個人年金保険料の控除証明書が手元にない場合の対策法
先ほども説明しましたが、年末調整や確定申告で個人年金保険料控除を含む生命保険料控除を申告するためには、保険会社から送られてくる「生命保険料控除証明書」が必要です。
毎年10月頃に送られてきますが、会社に提出したり、確定申告で提出したりするまでの間で失くしてしまうという方もいるでしょう。
そのような場合には、加入している保険会社に再発行を依頼することで再び送付してもらうことが可能です。

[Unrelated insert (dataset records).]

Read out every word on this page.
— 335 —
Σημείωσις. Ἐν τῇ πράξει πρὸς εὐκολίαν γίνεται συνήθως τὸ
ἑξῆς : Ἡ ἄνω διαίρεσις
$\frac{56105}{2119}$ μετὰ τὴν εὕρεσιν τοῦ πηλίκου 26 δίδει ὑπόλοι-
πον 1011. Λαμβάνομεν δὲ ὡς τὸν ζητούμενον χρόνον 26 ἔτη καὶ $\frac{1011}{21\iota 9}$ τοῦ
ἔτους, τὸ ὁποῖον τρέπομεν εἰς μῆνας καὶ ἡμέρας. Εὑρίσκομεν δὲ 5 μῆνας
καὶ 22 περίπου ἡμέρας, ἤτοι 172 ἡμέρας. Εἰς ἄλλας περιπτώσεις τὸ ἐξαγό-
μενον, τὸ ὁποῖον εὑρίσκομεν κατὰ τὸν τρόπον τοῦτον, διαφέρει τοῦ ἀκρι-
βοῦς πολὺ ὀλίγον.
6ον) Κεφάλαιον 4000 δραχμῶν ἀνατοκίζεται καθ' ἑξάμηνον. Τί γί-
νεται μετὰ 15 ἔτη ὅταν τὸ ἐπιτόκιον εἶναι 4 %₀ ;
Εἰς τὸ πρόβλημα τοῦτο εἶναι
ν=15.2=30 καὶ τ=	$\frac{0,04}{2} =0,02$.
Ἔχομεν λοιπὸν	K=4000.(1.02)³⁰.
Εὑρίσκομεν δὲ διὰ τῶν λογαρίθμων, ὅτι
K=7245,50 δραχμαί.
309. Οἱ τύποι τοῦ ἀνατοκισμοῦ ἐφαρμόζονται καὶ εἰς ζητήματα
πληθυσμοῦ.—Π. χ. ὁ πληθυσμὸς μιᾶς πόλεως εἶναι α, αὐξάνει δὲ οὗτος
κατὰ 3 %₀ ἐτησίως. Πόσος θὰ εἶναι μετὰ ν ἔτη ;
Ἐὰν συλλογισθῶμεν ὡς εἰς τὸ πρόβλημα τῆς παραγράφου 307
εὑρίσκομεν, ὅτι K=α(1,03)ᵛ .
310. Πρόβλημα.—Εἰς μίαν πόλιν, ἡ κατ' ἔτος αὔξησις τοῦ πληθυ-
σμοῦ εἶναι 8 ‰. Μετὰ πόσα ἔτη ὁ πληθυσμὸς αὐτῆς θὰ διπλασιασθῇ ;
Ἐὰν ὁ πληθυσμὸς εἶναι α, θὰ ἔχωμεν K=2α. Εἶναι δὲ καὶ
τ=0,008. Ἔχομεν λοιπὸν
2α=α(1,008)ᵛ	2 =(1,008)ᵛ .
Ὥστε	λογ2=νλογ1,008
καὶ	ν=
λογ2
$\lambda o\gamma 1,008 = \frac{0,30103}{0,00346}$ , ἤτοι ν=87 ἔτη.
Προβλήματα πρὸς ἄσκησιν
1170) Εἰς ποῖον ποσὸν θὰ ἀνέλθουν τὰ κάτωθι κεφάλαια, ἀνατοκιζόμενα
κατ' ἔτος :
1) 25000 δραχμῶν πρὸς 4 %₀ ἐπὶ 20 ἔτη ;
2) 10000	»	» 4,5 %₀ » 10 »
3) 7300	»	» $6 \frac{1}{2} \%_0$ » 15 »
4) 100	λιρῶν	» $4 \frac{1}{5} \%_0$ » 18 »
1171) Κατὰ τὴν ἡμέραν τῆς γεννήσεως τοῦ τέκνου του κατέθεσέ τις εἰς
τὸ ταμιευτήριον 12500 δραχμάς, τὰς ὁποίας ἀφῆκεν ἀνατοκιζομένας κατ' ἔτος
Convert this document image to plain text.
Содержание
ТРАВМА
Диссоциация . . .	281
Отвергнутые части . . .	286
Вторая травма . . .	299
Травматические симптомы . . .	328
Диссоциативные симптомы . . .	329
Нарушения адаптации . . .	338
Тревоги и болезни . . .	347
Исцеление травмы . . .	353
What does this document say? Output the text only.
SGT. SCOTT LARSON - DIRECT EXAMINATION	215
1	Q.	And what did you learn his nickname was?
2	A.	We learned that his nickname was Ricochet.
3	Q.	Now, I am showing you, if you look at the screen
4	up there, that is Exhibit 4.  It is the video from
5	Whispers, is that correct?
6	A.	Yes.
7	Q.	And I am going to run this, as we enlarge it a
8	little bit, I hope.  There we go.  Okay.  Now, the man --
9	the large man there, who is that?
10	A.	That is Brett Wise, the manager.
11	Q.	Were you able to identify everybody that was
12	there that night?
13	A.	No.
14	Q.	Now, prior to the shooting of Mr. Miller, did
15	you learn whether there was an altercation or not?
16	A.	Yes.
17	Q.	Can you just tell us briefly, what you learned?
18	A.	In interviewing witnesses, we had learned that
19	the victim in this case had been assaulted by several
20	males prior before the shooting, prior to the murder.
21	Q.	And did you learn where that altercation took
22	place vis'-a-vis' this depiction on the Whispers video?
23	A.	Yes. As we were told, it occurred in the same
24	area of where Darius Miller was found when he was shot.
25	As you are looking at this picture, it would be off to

ただし、再発行には多少の時間がかかるケースもあるため、時間に余裕をもって再発行の依頼をするようにしましょう。
個人年金保険は忘れずに生命保険料控除を活用しよう
今回は個人年金保険の保険料控除について解説してきましたが、いかがでしたか?
個人年金保険は、将来の貯蓄ができるだけでなく、保険料を支払っている間の税金対策も期待できます。ただし、個人年金保険料控除を受けるためには、自分が加入している個人年金保険が税制適格特約の条件を満たしている必要があることを忘れないようにしましょう。
税制適格特約を満たしてさえいれば、誰でも適用される制度なので、個人年金保険に加入・検討している方はぜひ活用してみて下さい。
保険商品のご検討にあたっては、「契約概要」「注意喚起情報」「ご契約のしおり」「約款」などを必ずご覧ください。